CBCM employs a subcycled time step to minimize the computational overhead in time integration. In addition, the method ensures mass conservation at fine‐coarse grid interfaces by introducing a simple flux‐matching algorithm. The results of simple diffusion and advection problems showed that the method has sufficient conservation property, high computational efficiency and global second‐order accuracy.

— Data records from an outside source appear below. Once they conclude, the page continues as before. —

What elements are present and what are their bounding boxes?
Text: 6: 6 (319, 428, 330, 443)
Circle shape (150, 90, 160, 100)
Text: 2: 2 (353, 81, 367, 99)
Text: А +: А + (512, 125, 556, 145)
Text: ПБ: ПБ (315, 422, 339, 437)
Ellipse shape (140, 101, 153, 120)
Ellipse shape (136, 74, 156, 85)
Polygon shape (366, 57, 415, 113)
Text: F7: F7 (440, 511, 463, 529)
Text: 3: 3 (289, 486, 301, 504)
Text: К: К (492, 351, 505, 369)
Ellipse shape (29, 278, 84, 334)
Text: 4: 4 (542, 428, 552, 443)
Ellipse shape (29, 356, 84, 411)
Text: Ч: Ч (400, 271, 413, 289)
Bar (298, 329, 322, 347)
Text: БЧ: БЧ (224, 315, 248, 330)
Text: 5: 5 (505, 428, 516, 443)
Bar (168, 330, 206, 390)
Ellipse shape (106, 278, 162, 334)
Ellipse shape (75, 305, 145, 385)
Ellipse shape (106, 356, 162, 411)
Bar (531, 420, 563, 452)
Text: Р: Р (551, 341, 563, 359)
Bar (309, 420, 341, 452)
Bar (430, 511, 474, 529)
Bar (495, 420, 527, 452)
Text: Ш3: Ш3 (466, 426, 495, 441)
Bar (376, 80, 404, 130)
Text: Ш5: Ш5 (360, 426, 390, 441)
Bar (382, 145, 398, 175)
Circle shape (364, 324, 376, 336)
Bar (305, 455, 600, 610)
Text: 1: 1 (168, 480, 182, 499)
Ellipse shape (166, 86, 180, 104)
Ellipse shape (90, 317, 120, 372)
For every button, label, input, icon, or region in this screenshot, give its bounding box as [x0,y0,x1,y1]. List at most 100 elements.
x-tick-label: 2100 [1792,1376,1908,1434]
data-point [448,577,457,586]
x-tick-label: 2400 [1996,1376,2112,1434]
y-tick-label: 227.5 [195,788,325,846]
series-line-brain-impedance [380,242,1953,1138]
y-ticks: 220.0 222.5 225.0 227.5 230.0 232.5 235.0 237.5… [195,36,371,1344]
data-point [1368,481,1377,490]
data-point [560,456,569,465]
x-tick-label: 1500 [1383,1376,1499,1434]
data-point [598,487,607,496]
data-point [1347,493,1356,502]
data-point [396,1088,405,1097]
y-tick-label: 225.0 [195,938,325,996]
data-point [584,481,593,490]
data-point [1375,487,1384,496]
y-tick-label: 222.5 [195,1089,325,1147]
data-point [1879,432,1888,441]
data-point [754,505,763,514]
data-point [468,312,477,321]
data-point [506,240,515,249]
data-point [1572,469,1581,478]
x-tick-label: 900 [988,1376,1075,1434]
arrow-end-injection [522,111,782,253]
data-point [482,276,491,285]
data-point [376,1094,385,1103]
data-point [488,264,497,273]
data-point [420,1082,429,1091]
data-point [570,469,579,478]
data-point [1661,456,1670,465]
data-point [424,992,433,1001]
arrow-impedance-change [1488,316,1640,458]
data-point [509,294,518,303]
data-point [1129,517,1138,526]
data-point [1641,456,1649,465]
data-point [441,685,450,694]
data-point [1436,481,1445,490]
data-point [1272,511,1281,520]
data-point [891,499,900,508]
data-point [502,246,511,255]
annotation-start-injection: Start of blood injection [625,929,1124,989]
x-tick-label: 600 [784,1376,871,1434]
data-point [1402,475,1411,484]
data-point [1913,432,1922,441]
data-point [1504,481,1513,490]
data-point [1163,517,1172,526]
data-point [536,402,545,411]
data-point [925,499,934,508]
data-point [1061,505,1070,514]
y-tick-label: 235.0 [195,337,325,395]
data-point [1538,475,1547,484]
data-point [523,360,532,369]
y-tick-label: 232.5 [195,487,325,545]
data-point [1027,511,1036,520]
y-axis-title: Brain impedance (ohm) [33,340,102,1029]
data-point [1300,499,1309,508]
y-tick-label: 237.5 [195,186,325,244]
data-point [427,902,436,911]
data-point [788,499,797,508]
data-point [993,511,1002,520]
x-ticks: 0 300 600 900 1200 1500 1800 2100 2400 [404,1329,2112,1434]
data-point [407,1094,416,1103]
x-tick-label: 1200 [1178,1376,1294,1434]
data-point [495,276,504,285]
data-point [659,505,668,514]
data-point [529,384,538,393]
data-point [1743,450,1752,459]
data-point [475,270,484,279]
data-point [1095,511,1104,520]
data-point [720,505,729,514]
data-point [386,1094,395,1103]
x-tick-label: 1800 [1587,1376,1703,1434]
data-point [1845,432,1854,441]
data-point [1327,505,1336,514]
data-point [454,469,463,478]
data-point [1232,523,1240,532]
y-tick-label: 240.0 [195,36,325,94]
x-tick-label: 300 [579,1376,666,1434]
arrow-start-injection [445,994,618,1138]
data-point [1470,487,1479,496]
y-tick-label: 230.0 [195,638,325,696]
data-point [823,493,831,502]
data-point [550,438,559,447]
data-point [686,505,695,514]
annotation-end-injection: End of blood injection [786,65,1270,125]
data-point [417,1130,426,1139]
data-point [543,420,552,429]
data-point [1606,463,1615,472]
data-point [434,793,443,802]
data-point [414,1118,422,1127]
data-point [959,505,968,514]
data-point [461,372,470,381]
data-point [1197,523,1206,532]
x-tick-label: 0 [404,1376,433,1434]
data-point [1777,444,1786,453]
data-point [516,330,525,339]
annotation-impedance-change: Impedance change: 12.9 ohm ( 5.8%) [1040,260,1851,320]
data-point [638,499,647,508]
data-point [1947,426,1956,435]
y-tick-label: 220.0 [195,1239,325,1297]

To demonstrate the performance of Sayaca‐2D with CBCM, the test of flow over a semicircular mountain was performed using a locally refined mesh around the mountain. The model reproduced a smooth and accurate mountain wave comparable with the uniformly fine‐grid computation.
Acknowledgements
The authors thank Prof Tetsuya Takemi and Mr Ryuji Yoshida at the Disaster Prevention Research Institute, Kyoto University, for their support and helpful comments. The first author also thanks Dr Phillip Blakely and Mr Leif Denby at the Cavendish Laboratory, University of Cambridge, as well as two anonymous reviewers for their suggestions and discussions. This study was supported in part by a Grant‐in‐Aid for JSPS Fellows, for JSPS Bilateral Joint Research Project, for Scientific Research B‐22340137 of MEXT, Japan and for the Global COE Program GCOE‐ARS of Kyoto University. Some figures were drawn by the GFD‐DENNOU Library.